Wale sind aufgrund ihrer riesigen Körper prädestiniert für Tumorerkrankungen. Je mehr Zellen vorhanden sind und sich teilen, desto eher kann eine Mutation an einer entscheidenden Stelle das Erbgut schädigen und die Entwicklung eines Tumors auslösen. Dennoch scheinen Wale ungewöhnlich selten an Krebs zu erkranken. Dieses Phänomen der Onkologie und Statistik, benannt nach seinem Entdecker Richard Peto, wird auch als „Petos Paradoxon“ bezeichnet. Mit der Sequenzierung des Genoms des Zwergglattwals konnten die Forschenden herausfinden, dass dieser weniger Genmutationen aufweist als andere Walarten. Entgegen der Annahme, dass Genmutationen grundsätzlich als schädlich angesehen werden, könnten diese bei Walen eine positive Auswirkung haben und eine besondere Rolle für die Krebsresistenz spielen.
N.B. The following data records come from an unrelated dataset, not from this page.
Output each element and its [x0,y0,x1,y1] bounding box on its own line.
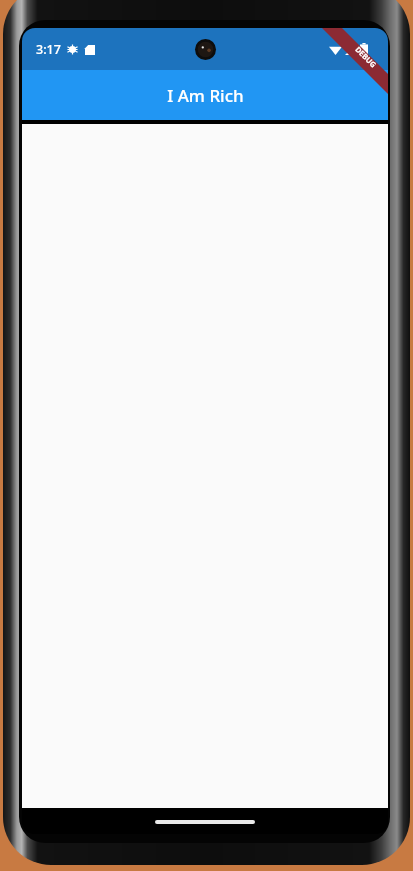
staticText: 3:17 [36,41,61,58]
button[interactable]: I Am Rich [22,70,388,120]
staticText: DEBUG [353,44,379,70]
button[interactable]: Home [155,820,255,824]
staticText: I Am Rich [167,84,244,107]
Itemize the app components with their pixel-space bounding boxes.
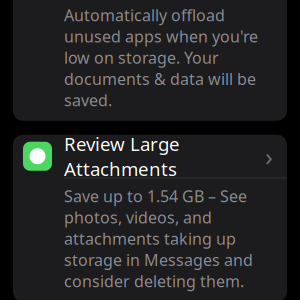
- staticText: Automatically offload unused apps when y…: [64, 4, 258, 111]
- button[interactable]: Review Large Attachments: [13, 135, 287, 178]
- staticText: Review Large Attachments: [64, 131, 180, 181]
- staticText: Save up to 1.54 GB – See photos, videos,…: [64, 185, 253, 292]
- staticText: ›: [265, 139, 273, 173]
„Unsere neuen Erkenntnisse zeigen, dass offenbar fast alle großen Walarten unterschiedliche positiv selektierte Gene in ihren Genomen aufweisen. Dies lässt sich möglicherweise mit der bereits in der Paläontologie diskutierten Idee erklären, dass der für Bartenwale so typische Gigantismus im Laufe der Evolution wahrscheinlich mehrfach und unabhängig voneinander entstanden ist“, erklärt Magnus Wolf vom SBiK-F und der Frankfurter Goethe-Universität, Erstautor der Studie. „Das bedeutet, dass jede große Walart eine eigene Form der Tumorresistenz entwickelt haben könnte, die sich hoffentlich in Zukunft medizinisch nutzen lässt.“

„Unsere Studie entspricht genau dem Ansatz und dem Motto des LOEWE-Zentrums TBG: ‚dokumentieren – schützen – nutzen‘. Die genomischen Daten zeigen und vermitteln die Biodiversität und tragen zu Maßnahmen zu ihrer Erhaltung bei. Gleichzeitig sind diese Erkenntnisse aus anwendungsorientierter Perspektive für die Medizin wertvoll“, erläutert Studienleiter Professor Dr. Axel Janke, ebenfalls Wissenschaftler am SBiK-F und der Frankfurter Universität, der das hessische LOEWE-Exzellenzzentrum TBG mit aufgebaut und sechs Jahre lang geleitet hat.